The Latest Addition

Over the years, a lot of people have asked for calculator features like occasional extra principal reduction payments, tracking fees or late charges, summary of interest over a fiscal year. My pat response is “this kind of thing needs a spreadsheet or special-purpose software.”

Well, I’ve taken a little time to work up a basic amortization spreadsheet. It doesn’t have all the calculation options that the web calculator provides (it only calculates the payment, for example), but the amortization schedule it produces will allow one to track extra payments and fees, to include payments for insurance and taxes, and it provides a nice fiscal year summary of interest paid.

It took a few days of playing around with Excel to get it working mostly right, and it’s free for you to download and try, if you’re into that kind of thing.
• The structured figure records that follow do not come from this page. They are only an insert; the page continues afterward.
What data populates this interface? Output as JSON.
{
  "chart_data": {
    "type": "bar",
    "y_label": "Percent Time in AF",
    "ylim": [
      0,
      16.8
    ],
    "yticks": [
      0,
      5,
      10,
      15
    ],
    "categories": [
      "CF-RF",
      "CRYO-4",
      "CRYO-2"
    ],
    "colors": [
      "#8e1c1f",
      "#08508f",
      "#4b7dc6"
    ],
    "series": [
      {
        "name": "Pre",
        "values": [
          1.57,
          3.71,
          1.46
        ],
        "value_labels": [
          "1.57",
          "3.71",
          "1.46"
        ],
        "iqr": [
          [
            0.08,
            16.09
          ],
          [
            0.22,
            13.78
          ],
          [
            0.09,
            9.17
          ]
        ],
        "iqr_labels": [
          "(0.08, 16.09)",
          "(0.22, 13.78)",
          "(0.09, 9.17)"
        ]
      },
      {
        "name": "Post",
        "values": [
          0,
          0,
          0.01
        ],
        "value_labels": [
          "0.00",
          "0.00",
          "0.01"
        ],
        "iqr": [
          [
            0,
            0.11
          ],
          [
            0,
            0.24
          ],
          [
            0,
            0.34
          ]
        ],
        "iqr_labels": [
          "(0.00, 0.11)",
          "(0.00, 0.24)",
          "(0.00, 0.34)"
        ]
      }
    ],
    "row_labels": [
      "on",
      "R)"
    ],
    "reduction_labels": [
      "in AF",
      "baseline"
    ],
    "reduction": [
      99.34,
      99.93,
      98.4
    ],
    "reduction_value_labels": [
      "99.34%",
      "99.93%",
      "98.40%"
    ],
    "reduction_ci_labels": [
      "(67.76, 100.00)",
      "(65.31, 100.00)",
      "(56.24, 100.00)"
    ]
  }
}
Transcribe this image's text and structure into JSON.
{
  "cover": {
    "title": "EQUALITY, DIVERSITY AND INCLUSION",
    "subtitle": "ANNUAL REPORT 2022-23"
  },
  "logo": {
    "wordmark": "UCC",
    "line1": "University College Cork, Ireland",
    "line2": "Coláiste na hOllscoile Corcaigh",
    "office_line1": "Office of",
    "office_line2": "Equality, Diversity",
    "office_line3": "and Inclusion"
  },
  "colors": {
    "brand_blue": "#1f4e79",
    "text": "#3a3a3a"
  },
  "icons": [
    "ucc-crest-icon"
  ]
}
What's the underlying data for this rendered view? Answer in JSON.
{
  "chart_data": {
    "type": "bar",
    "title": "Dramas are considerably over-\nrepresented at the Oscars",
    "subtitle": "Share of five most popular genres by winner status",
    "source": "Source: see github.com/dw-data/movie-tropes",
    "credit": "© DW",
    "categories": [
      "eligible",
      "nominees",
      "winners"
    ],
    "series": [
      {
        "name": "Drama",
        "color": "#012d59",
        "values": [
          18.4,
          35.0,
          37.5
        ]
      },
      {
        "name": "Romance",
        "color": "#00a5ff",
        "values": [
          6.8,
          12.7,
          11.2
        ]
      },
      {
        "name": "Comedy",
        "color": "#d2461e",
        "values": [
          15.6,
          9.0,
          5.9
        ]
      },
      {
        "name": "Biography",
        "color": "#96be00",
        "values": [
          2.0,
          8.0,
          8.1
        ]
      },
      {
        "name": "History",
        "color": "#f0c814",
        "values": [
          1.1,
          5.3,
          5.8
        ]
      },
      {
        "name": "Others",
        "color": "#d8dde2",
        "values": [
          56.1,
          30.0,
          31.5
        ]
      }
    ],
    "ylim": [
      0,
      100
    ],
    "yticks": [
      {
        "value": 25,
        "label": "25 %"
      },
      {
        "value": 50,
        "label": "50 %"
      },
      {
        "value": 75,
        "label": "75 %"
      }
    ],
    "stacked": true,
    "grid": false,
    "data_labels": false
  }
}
Maybe it will give you some ideas about how to build your own custom spreadsheet. But of course, use at your own risk! Please don’t base any high-finance decisions on the spreadsheet’s results until you’ve verified that it’s doing everything correctly. Like the web calculator, I consider this a planning tool only!

If you want to give it a shot, here’s a link to the spreadsheet. Enjoy!

18 Replies to “The Latest Addition”

  1. Hi Bret.
    I have used your spreadsheet for many years and like it very much. I do have some suggestions to make it THE BEST AND AWESOMEST (yes, my made up word, I know!) free AM schedule program EVER.
    1. Let us enter a start date for loan payments.
    2. Calculate the principal and interest by the tax year, giving the annual totals paid as of Dec 31.
    3. Ask for the balloon date.
    4. Coordinate the balloon date with various calendars (outlook, google, etc.)
    5. Let the user select a reminder date for the balloon date to either find the cash, or coordinate with the lender for an extension.

    These changes would all be the icing on the cake to your already fabulous calculator. THANKS for such an awesome free tool.

  2. Hi, your calculator works great for what I was looking for because it allows me to make 9 paymants a year. My only problem is I can’t enter 9 payments a year into the spread sheet. I finance the loan for 5 years so its a total of 45 payments. In the spread sheet if I enter 3.75years I get 45 payments but the payment are not the same amount because its a shorter period is there any way you can make it so the spread sheet does 9 months a year like the calculator can? I really appreciate any help you can give me on this. Thank you!! Anne

  3. Bret, I am a bankruptcy lawyer in Utah and I have been using your amortization calculator for years and years and years. It’s the perfect tool for me to easily determine my clients’ payment amount in a chapter 13 bankruptcy. I just wanted to tell you yet another way in which your calculator is being used. Thank you very much for providing this free service.

  4. Hi Bret.

    I just want to say thanks for your fantastic calculator. It’s so flexible and easy to use – it makes me wonder why so many others are so unwieldy.
    I’ve been using it for years, usually on a monthly basis, and I sent you a “virtual thanks” through the ether every time. I thought it was time to send you thanks in text!
    By the way, I live just up the road from the 12 Apostles featured in your blog banner, and it brings a smile to my face to see them featured here. (Some have fallen into the ocean over time, so there has been some attrition of the numbers.)

    Thanks again for providing this fabulous tool – and even better that you give it to us all for free!

    1. Hi, and thanks for the kind words! I am continually surprised (and gratified) to find that the calculator has fans around the world. Thanks for taking the time to write.

      I have heard others comment that the 12 are reduced in number these days, but the ocean is relentless: even stone must give way to it eventually. Someday I hope to see the remaining Apostles in person.